Deprivation, Inclusion health group, Protected characteristics.


Armed Forces Families


To develop and implement a new and bespoke wrap around mental health service which takes into account many of the disadvantages and vulnerabilities families of armed forces veterans and serving personnel face. They may include issues associated with:

  • Mobility and frequent house and school moves
  • Separation and family breakdowns
  • Isolation
  • Mental health issues such as anxiety and depression
  • Physical and emotional health
  • Neurodisability
  • Access to services as a result of transient lifestyles
  • Involvement with the criminal justice system

Successful delivery of the HIS service and realisation of  positive outcomes for patients, efficiencies and integration across the system are dependent on links to the Mental Health Five Year forward View as well as a number of related services. It is particularly important that mechanisms which allow referral and flow between services are in place to ensure patients receive the right level of care and support dependent on the severity of their mental illness and at the right time. Services include:

  • IAPT
  • TILS
  • CTS
  • Interface with crisis care at Tier 4
  • Interface with secondary care services
  • Interface with urgent and emergency care services

Delivery and continuous improvement of the High Impact Service will be reliant on contribution and support from advocacy and third sector organisations and those with lived experience of armed forces life.


Life for members of an armed forces family, whether they are regulars, reservists, veterans, spouses, partners or children, can have additional worries, including:

  • Stress around deployment
  • Extended and repeated periods of separation from spouses and partners
  • Social isolation from family and friends
  • Additional and sudden caring responsibilities

As many as 1 in 4 armed forces partners or family members of service personnel and veterans way their own mental health and wellbeing has been affected by their loved ones situation.

Many suffer in silence with 1 in 8 reporting that they would try to cope with issues alone.  The stigma of speaking up as an armed services partner or family member is the main reason many don’t speak up.

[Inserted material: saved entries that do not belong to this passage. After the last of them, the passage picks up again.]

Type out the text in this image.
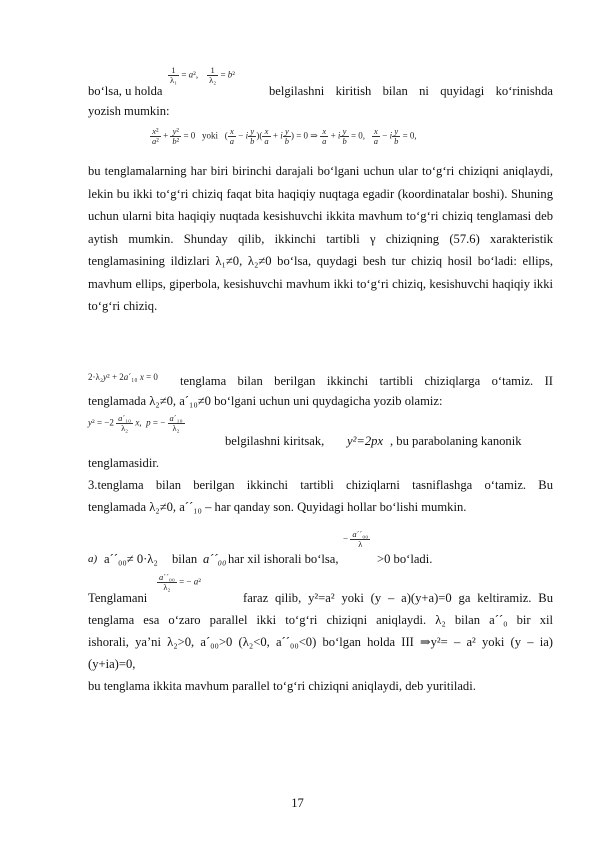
bo‘lsa, u holda
$\frac{1}{\text{λ₁}} = a^2$, $\frac{1}{\text{λ₂}} = b^2$
belgilashni kiritish bilan ni quyidagi ko‘rinishda
yozish mumkin:
$\frac{\text{x²}}{\text{a²}} + \frac{\text{y²}}{\text{b²}} = 0$   yoki   ( $\frac{x}{a} - i \frac{y}{b}$ )( $\frac{x}{a} + i \frac{y}{b}$ ) = 0 ⇒ $\frac{x}{a} + i \frac{y}{b} = 0$, $\frac{x}{a} - i \frac{y}{b} = 0$,
bu tenglamalarning har biri birinchi darajali bo‘lgani uchun ular to‘g‘ri chiziqni aniqlaydi, lekin bu ikki to‘g‘ri chiziq faqat bita haqiqiy nuqtaga egadir (koordinatalar boshi). Shuning uchun ularni bita haqiqiy nuqtada kesishuvchi ikkita mavhum to‘g‘ri chiziq tenglamasi deb aytish mumkin. Shunday qilib, ikkinchi tartibli γ chiziqning (57.6) xarakteristik tenglamasining ildizlari λ₁≠0, λ₂≠0 bo‘lsa, quydagi besh tur chiziq hosil bo‘ladi: ellips, mavhum ellips, giperbola, kesishuvchi mavhum ikki to‘g‘ri chiziq, kesishuvchi haqiqiy ikki to‘g‘ri chiziq.
2·λ₂y² + 2a´₁₀ x = 0 tenglama bilan berilgan ikkinchi tartibli chiziqlarga o‘tamiz. II
tenglamada λ₂≠0, a´₁₀≠0 bo‘lgani uchun uni quydagicha yozib olamiz:
$y^2 = -2 \frac{\text{a´₁₀}}{\text{λ₂}} x$,  p = − $\frac{\text{a´₁₀}}{\text{λ₂}}$
belgilashni kiritsak, y²=2px , bu parabolaning kanonik
tenglamasidir.
3.tenglama bilan berilgan ikkinchi tartibli chiziqlarni tasniflashga o‘tamiz. Bu
tenglamada λ₂≠0, a´´₁₀ – har qanday son. Quyidagi hollar bo‘lishi mumkin.
a) a´´₀₀≠ 0·λ₂ bilan a´´₀₀ har xil ishorali bo‘lsa,
− $\frac{\text{a´´₀₀}}{\lambda}$
>0 bo‘ladi.
Tenglamani
$\frac{\text{a´´₀₀}}{\text{λ₂}}$ = − a²
faraz qilib, y²=a² yoki (y – a)(y+a)=0 ga keltiramiz. Bu
tenglama esa o‘zaro parallel ikki to‘g‘ri chiziqni aniqlaydi. λ₂ bilan a´´₀ bir xil
ishorali, ya’ni λ₂>0, a´₀₀>0 (λ₂<0, a´´₀₀<0) bo‘lgan holda III ⇒y²= – a² yoki (y – ia)
(y+ia)=0,
bu tenglama ikkita mavhum parallel to‘g‘ri chiziqni aniqlaydi, deb yuritiladi.
17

The impact of a dedicated service supporting the mental health of families and carers of armed forces personnel is expected to reduce inequalities by:

  • Encouraging better collaboration and engagement with families federations and other stakeholders
  • Improving broader determinants of health for families of veterans and those in service
  • Improving access to early intervention, care coordination and mental health support (especially in and after transition and for those moving whilst in service)
  • Supporting transition into and out of service
  • Increasing flexibility to address the disproportionately higher burden of illness, co-morbidities and poorer access to treatment and prevention programmes
  • Increasing capacity to support, care for and treat families of veterans and those in service with substance misuse (drugs, alcohol & tobacco) issues
  • Improve integration and pathways of care to include specialist intervention into crisis care for example
  • Increasing support for family members who suffer with complex long term mental health conditions
  • Supporting and encouraging families of veterans and serving personnel to engage with health services and take greater personal responsibility for their own healthcare needs
  • Supporting and encouraging peer support for families and facilitate ongoing contact with people with their own experience of the armed forces who understand each other’s culture and identity

By introducing services which support families of armed forces veterans and those in service, we expect to see improvements in health and care outcomes, quality of care and safeguarding.  In doing so:

  • Reduce the number of attendance at A&E and other urgent and emergency services
  • Reduce the number of admissions to hospital
  • Support the need to raise awareness amongst healthcare professionals around the relationship between life in the armed forces; and mental health issues amongst families and carers
  • Ensure continuity of care throughout transition in to and out of the armed forces.